The black cartridges (sometimes gold or silver) actually had a special design quirk in terms of their compatibility. While the gray cartridges that were the main format of the original Gameboy were backward compatible with the Color, the black cartridges were actually retroactively compatible with the Gameboy and Gameboy Pocket. When slotted normally into the GBC these games displayed their full-color palettes, as expected, but when slotted into a 1989-1997 GB system they actually worked and reverted to a black and white color scheme. For those that grew up with the Gameboy first this might have been an interesting little detail found alongside their new system, but to myself and several of my friends who never actually had the first Gameboy and, therefore, could not stumble upon this feature naturally, it was a bizarre revelation.
I actually discovered this when I recently began collecting various Gameboy models. I sat there and puzzled over the reasons for the various cartridge designs before noticing how the power switch fit into the notch on the old cartridges (my brother and I had often wondered about that weird little cut out of the plastic when we were younger). Feeling a bit experimental I took my newly unboxed Gameboy and slid in my copy of “Pokemon Gold,” a Gameboy Color game from 2000, over a decade after the first system’s initial release. “Gold” was a game I adored as a child and had only ever experienced in its full-color version on the GBC, so, when the familiar music began playing and the start-up screen booted up in black and white I was more than a little taken aback.
At first, I felt like an idiot for never having realized or come across this little “fun fact” feature, but after several excited texts and calls to my friends, I found that I was far from alone in my ignorance. It was new information to each of them. Thinking back on it now it should have been fairly obvious.
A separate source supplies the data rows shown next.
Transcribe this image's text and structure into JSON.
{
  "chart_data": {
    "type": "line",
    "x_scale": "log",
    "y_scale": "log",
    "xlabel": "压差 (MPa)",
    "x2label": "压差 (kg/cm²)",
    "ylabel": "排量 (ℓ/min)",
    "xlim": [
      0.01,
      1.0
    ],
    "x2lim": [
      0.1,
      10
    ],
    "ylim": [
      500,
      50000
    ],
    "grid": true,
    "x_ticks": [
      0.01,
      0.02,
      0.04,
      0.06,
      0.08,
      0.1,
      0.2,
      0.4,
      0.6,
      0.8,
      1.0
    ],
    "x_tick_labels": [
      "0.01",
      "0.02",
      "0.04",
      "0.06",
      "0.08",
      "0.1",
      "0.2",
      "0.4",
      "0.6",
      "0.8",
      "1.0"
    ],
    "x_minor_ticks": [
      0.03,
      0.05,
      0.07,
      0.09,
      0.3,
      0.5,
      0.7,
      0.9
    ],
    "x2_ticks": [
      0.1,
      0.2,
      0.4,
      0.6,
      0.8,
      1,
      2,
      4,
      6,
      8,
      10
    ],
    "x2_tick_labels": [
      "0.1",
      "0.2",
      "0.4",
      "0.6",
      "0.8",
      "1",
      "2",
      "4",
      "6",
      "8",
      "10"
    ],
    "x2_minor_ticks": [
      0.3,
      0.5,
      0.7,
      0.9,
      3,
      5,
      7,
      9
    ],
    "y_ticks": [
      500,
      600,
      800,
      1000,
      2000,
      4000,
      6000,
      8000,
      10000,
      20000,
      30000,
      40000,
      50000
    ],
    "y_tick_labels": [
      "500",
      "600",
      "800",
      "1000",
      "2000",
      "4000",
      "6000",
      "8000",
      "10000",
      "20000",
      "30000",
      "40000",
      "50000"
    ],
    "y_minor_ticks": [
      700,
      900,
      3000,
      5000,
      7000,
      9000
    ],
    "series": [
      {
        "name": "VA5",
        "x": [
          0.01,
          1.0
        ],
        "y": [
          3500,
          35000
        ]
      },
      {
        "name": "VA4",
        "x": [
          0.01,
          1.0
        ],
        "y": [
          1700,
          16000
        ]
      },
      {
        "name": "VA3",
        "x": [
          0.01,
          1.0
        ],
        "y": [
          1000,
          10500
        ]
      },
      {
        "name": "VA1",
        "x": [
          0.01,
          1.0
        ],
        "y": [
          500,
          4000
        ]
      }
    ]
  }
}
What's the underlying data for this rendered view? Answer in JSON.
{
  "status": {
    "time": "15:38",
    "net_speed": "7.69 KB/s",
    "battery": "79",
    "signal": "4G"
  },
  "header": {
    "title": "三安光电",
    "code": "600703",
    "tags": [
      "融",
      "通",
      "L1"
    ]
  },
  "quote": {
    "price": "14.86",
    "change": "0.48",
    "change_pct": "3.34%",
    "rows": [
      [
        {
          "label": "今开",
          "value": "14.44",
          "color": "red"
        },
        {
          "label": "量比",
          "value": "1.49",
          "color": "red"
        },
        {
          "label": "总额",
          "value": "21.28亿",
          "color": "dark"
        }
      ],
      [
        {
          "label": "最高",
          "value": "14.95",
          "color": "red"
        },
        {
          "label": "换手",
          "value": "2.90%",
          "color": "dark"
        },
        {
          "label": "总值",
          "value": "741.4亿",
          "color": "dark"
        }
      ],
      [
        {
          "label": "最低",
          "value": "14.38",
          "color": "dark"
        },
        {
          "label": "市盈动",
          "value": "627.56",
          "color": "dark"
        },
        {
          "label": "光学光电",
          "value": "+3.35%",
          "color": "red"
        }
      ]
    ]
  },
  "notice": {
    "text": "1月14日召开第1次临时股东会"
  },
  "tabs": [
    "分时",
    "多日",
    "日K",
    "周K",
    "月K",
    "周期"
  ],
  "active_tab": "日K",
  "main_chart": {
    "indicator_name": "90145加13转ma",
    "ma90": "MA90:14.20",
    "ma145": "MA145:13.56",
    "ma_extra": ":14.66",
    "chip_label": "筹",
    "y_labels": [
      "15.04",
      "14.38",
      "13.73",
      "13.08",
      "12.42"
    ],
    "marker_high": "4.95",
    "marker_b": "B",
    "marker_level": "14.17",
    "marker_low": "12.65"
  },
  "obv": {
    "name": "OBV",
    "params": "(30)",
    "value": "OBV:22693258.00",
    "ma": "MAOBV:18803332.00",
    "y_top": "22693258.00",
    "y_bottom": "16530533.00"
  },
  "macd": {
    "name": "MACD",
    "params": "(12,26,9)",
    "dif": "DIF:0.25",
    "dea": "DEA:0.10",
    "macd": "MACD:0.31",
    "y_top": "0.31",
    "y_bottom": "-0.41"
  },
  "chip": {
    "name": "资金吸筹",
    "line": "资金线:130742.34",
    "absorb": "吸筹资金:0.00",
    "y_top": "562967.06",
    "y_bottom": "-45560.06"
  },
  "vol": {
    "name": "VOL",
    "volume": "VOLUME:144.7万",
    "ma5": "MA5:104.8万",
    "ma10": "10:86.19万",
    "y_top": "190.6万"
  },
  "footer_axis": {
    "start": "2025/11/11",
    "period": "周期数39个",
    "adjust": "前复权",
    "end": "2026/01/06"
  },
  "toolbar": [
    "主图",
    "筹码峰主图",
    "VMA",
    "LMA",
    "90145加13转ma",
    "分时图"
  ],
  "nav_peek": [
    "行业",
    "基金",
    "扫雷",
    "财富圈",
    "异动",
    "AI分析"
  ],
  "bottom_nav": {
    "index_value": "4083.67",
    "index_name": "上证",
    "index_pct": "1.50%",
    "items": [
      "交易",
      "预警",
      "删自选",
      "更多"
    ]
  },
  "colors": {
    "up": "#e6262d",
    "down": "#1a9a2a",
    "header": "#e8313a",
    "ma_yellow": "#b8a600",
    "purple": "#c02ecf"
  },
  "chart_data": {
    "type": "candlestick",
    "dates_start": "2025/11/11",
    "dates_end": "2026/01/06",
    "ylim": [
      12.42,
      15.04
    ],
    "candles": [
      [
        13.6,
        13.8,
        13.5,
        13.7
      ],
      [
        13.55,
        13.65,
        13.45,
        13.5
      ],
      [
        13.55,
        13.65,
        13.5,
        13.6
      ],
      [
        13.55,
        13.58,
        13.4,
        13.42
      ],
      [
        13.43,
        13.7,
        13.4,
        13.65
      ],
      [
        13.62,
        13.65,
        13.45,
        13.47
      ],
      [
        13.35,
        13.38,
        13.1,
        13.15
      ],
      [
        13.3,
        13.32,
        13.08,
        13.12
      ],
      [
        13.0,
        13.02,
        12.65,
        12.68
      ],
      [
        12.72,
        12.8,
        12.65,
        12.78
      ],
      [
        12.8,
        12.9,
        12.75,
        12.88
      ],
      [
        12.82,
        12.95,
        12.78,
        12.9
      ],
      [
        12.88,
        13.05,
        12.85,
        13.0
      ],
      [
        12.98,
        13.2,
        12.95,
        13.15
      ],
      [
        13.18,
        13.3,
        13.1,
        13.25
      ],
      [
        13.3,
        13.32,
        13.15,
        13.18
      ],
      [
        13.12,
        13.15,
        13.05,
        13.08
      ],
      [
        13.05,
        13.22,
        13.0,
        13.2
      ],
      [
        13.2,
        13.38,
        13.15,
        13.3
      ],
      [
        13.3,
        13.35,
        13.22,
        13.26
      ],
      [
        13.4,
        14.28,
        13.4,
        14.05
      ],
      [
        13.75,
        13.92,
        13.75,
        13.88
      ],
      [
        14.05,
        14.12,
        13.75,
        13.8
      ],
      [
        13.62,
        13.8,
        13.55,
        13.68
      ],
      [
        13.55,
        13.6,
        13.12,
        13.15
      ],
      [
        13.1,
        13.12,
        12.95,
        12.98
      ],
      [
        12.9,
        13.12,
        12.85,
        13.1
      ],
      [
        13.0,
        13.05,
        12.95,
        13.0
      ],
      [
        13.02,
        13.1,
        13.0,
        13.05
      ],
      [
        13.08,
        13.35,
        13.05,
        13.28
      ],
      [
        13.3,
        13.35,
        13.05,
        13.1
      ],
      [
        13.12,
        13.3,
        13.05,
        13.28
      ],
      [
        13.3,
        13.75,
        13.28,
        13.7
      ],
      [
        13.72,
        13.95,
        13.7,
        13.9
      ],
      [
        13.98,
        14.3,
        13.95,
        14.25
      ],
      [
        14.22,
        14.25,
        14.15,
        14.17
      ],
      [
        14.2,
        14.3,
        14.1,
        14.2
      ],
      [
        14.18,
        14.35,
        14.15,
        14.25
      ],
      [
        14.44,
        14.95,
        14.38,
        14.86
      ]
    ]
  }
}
GBC games like “Link’s Awakening DX” and “Tetris DX” were just colored, enhanced versions of black and white Gameboy games re-released on the Color, retaining the shape and basic look of their older cartridges. The games that were released for the GBC in the clear plastic shells, without the power switch notch, likely took full advantage of the Color’s increased technical specs and graphical prowess, barring them from being able to run on that first system even in black and white. This allowed games like the aforementioned “Pokemon Gold” to not only run on their associated system and be backwards compatible on future handhelds in the Gameboy family such as the Advance and Advance SP but also allowed them to be played on the previously released hardware like the Gameboy, Gameboy Pocket, and Gameboy Light. This meant that those cartridges could be played on every single Gameboy ever released (with the exception of the niche product the Micro) from 1989 all the way up to 2003.
A small childhood mystery solved by a moment of curiosity almost two decades later.